This Week in Block Island History - Early February 1903: Squeezing to the mainland through space
02/05/11 - This week in Block Island history, 108 years ago, strange happenings were occurring on Mohegan Bluffs — the construction and apparatus could have been right out of a science fiction novel of just a few years before.
The equivalent today might be if a computer guru were to visit the island with massive amounts of machinery and wires to announce construction of a new invention that could physically transport tourists here, stuffing them into a small wire and then invisibly through thin air in a microsecond — even faster than the five newfangled high-speed ferries that are likely to be running to the harbors soon.
Impossible we’d think, for a 150-pound object to move through a tiny wire and then instantly through space.
Then you can imagine the implausibility of the project taking place that February of 1903 just to the east of the Southeast Lighthouse, where famed inventor Lee De Forest was erecting a 200-foot wooden mast, with a maze of wires, to send messages for miles across the sea through thin-air.
The undertaking was the scheme of the Providence Journal that, with the help of a similar mast being built in Point Judith, planned to establish a new daily newspaper on the island for the summer of 1903. The gimmick was, instead of using the 20-year-old telegraph cable underneath Block Island Sound, all the news would be sent through the air by wireless.
Sending signals through the air, or “wireless,” was such a new concept that it was just a month before, on January 18, 1903, that the inventor Guglielmo Marconi had managed to send the first message, in dots and dashes, from the United States to Europe. Through the Marconi Wireless Telegraph Station erected on Cape Cod — with four 200-foot masts — President Theodore Roosevelt and England’s King Edward VII exchanged polite greetings.
Here was an invention that had just shrunk the world in one great swoop — and Block Island was right in the middle.
For their Block Island news experiment, the Providence Journal contracted to buy a wireless system from a rival of Marconi, the American inventor Lee De Forest. Though a newcomer to this very new field, De Forest was the real thing, eventually topping even Marconi three years later by developing the vacuum tube, which soon enabled not only dots and dashes, but also the human voice to be sent through the air through a new concept called the radio.
On the island that summer of 1903, the new Block Island Wireless did come to fruition, publishing 45 issues between July 9 and August 29. This was the first and only daily newspaper published ever here. By coincidence there were two weekly Block Island papers that season, making that summer the only time when three Block Island newspapers were simultaneously published.
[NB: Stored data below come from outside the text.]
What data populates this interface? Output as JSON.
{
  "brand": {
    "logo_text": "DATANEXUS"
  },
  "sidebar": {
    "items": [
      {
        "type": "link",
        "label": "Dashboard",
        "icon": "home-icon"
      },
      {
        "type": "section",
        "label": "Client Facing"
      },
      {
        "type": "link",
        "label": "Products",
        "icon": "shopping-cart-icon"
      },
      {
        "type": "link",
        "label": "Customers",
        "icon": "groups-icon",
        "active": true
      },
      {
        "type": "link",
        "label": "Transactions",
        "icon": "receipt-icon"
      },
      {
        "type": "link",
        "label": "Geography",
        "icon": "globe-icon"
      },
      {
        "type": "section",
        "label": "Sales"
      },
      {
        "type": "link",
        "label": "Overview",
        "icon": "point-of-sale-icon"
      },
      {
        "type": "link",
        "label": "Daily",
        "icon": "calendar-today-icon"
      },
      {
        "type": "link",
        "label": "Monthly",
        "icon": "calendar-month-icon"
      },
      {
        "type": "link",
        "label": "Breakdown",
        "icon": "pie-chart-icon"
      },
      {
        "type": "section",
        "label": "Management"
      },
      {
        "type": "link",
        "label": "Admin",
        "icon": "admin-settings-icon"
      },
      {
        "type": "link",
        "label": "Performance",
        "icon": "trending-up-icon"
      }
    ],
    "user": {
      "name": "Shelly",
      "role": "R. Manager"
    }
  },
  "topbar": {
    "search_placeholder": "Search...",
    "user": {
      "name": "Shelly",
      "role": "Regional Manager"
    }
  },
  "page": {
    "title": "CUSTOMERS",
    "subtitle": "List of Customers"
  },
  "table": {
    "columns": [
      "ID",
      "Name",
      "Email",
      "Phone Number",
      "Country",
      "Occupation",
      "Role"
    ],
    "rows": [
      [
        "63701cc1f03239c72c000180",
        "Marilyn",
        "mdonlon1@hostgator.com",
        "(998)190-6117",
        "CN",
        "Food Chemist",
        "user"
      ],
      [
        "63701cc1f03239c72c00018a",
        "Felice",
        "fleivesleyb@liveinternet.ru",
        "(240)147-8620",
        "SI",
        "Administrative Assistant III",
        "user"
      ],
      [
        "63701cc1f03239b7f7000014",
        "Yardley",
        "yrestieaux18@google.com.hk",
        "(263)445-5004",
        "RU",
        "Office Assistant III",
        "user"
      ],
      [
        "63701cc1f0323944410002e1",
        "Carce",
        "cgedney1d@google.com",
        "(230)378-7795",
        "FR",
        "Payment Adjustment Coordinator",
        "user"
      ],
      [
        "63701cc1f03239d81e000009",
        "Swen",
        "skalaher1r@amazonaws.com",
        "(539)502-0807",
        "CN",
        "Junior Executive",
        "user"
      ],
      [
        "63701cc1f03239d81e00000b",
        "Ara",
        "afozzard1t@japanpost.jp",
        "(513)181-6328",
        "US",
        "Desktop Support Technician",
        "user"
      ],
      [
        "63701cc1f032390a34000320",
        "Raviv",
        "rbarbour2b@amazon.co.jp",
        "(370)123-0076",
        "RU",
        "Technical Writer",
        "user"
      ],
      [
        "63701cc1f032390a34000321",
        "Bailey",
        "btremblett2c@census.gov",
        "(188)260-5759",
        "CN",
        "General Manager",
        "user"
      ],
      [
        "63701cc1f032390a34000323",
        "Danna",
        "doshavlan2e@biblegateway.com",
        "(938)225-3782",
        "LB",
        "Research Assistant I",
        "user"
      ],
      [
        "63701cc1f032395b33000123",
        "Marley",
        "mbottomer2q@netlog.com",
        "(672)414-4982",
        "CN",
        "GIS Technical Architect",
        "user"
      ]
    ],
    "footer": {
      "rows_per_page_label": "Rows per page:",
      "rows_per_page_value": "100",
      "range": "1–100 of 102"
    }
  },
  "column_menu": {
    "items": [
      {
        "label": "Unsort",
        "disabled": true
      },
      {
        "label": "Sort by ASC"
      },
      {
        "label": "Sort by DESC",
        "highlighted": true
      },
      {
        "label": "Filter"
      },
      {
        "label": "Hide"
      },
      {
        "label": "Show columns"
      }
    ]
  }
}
The Wireless newspaper had nothing to do with the Southeast Lighthouse, but was located on a private lot adjacent to it. Two small wooden buildings were used. One housed the wireless telegraph equipment, where signals were received and sent between the island and Pt. Judith.
During World War II, long after being abandoned, the property was bought sight unseen by an artist stationed in the armed forces in Europe. Upon returning from the war, John Hapgood was thoroughly in love with what his friend had picked out for him, spending a half-century of summers in the old wireless building, which he added onto charmingly like a Hobbit might, until his death in the 1990s. The stubby remains of the square 200-foot wooden tower can still be seen next to the house, imbedded in a cement pad with the numerals “1903” spelled out in pebbles.
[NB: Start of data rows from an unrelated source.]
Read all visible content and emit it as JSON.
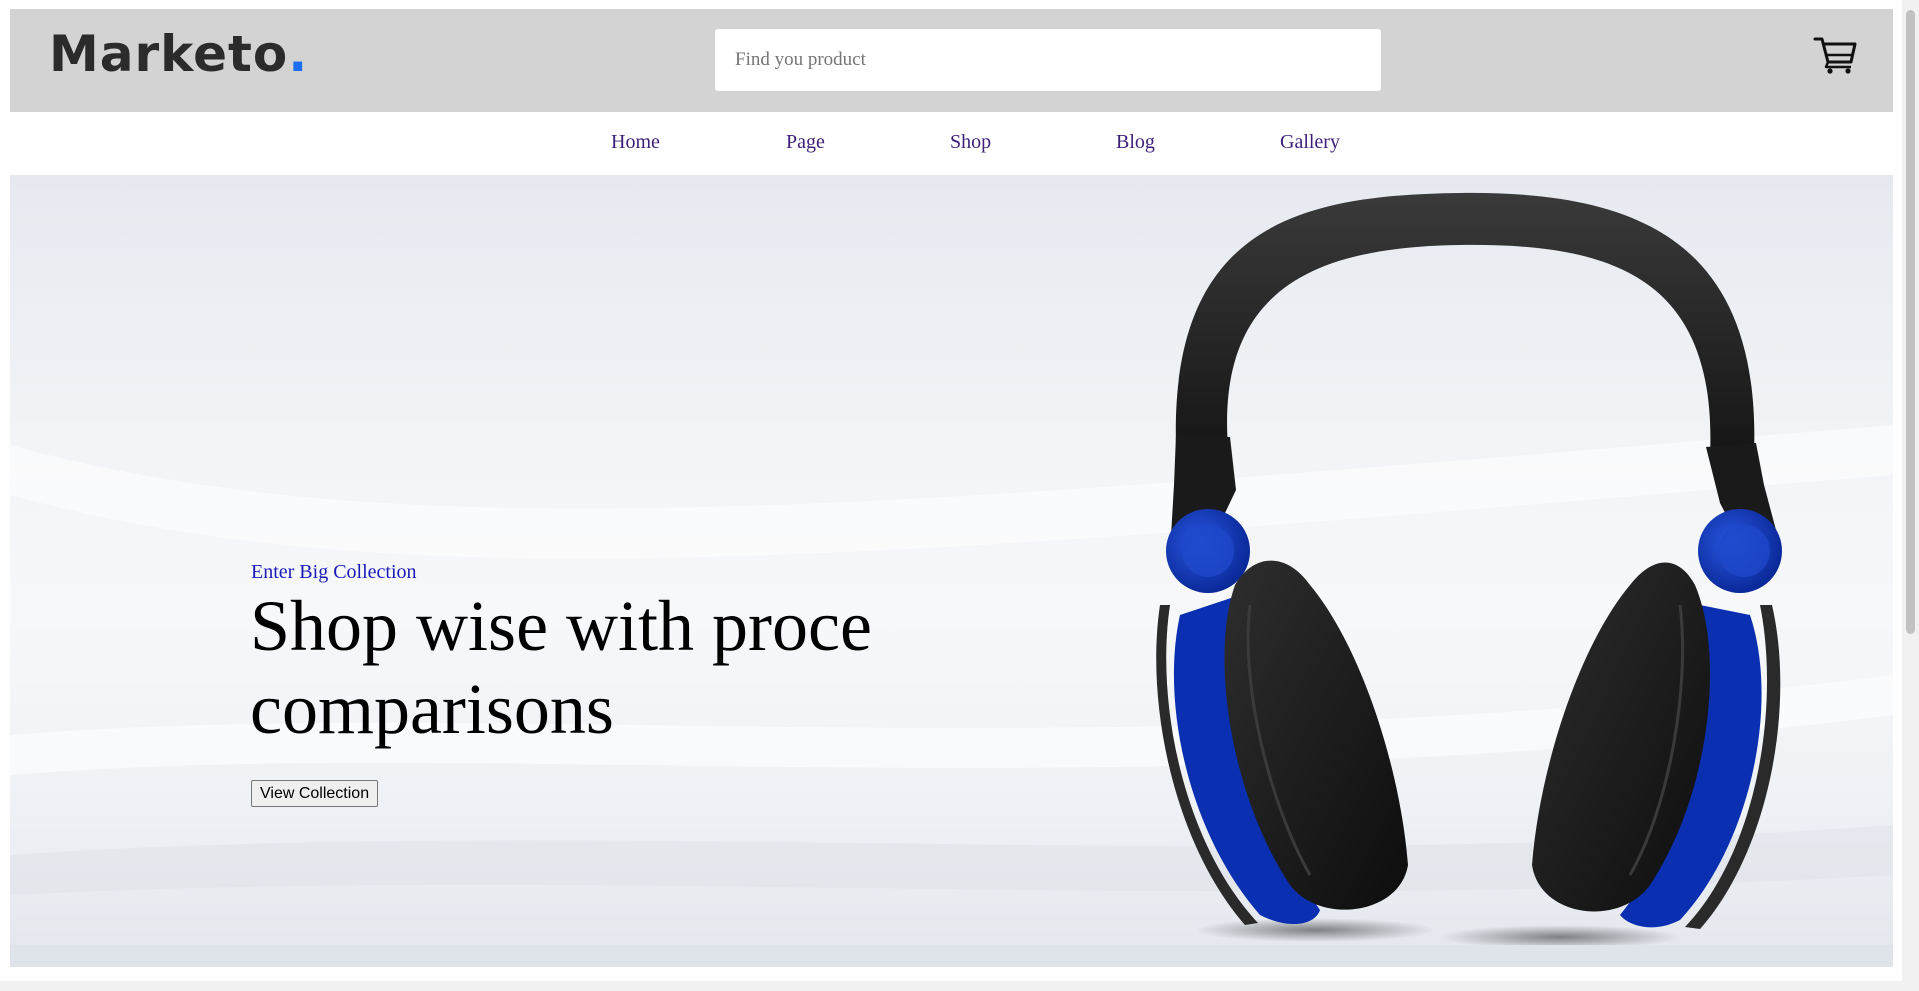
{
  "header": {
    "logo_text": "Marketo",
    "logo_dot": ".",
    "search": {
      "placeholder": "Find you product",
      "value": ""
    },
    "cart_icon": "shopping-cart-icon"
  },
  "nav": {
    "items": [
      {
        "label": "Home"
      },
      {
        "label": "Page"
      },
      {
        "label": "Shop"
      },
      {
        "label": "Blog"
      },
      {
        "label": "Gallery"
      }
    ]
  },
  "hero": {
    "eyebrow": "Enter Big Collection",
    "headline": "Shop wise with proce comparisons",
    "cta_label": "View Collection",
    "image": "headphones-image"
  },
  "colors": {
    "header_bg": "#d3d3d3",
    "logo_dot": "#1b6ff0",
    "nav_link": "#3d1f7a",
    "eyebrow": "#1a1ab8",
    "headphone_accent": "#0a2fb0"
  }
}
Just to west of the wireless building was the printing office where the young newspaper staff spent much of the night setting the type and rolling the press, in time for the next morning paper.
Several copies of the Wireless have come my way, their distinctive masthead depicting a tall antenna mast on each side, one for Pt. Judith and one for the island. Also dutifully mentioned at the top of each issue was this boast: “One of Two Daily Newspapers in the World Whose News Dispatches Come by Wireless Telegraph.” The other paper was on Catalina Island off the coast from Los Angeles, Calif., where their “Wireless” began publication a few months earlier on March 25, 1903.
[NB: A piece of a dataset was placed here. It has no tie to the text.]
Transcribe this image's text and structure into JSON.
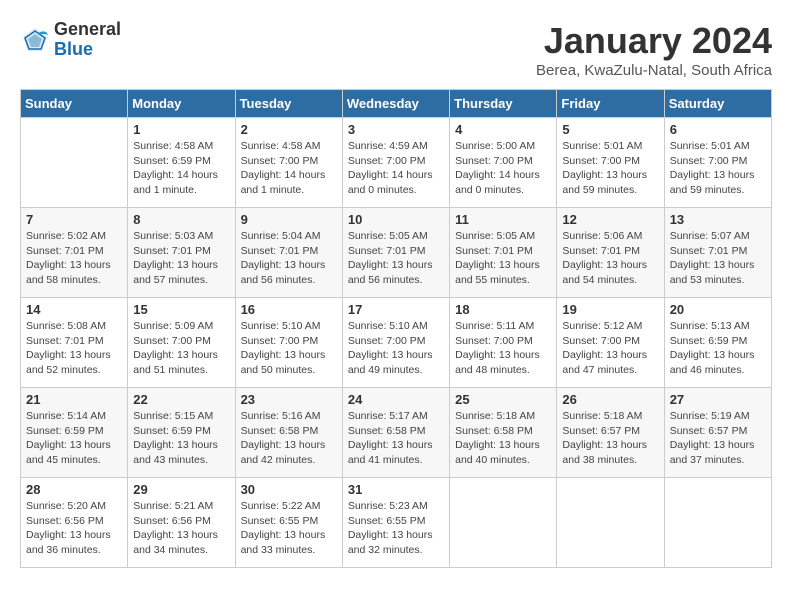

In 1984 a commemorative set of all 45 issues of the Block Island Wireless was reprinted by a private individual, nicely bound, for a then whopping $100 each. That was a lot of clams, which is what I used to pay for them.
In late July 1903, Lee De Forest visited the island, as the paper explained, “for a few days correcting a minor trouble in the apparatus. It took Dr. De Forest about 10 minutes to find the trouble in the apparatus.” Whatever he spent most of his time doing here — in the middle of a beautiful summer on a wonderful resort — wasn’t explained.
That previous winter and spring, though, when De Forest was on the island to construct the wireless station, he did have an adventure when he and another man ventured out from the bluffs in a small boat to place an electrical grounding plate in the sea. They were swamped by a large wave “and they had to swim for it, getting scratched and cut up as breakers tossed them through the rocks and onto the shore.”
If De Forest had drowned on Block Island, the invention of the radio tube would have been postponed and perhaps everything in the succession after it. We may not have had successful television until the 1960s instead of the 1950s, and cell phones might not be invented yet, and those tourists we will someday squeeze instantly through space might not ever appear here.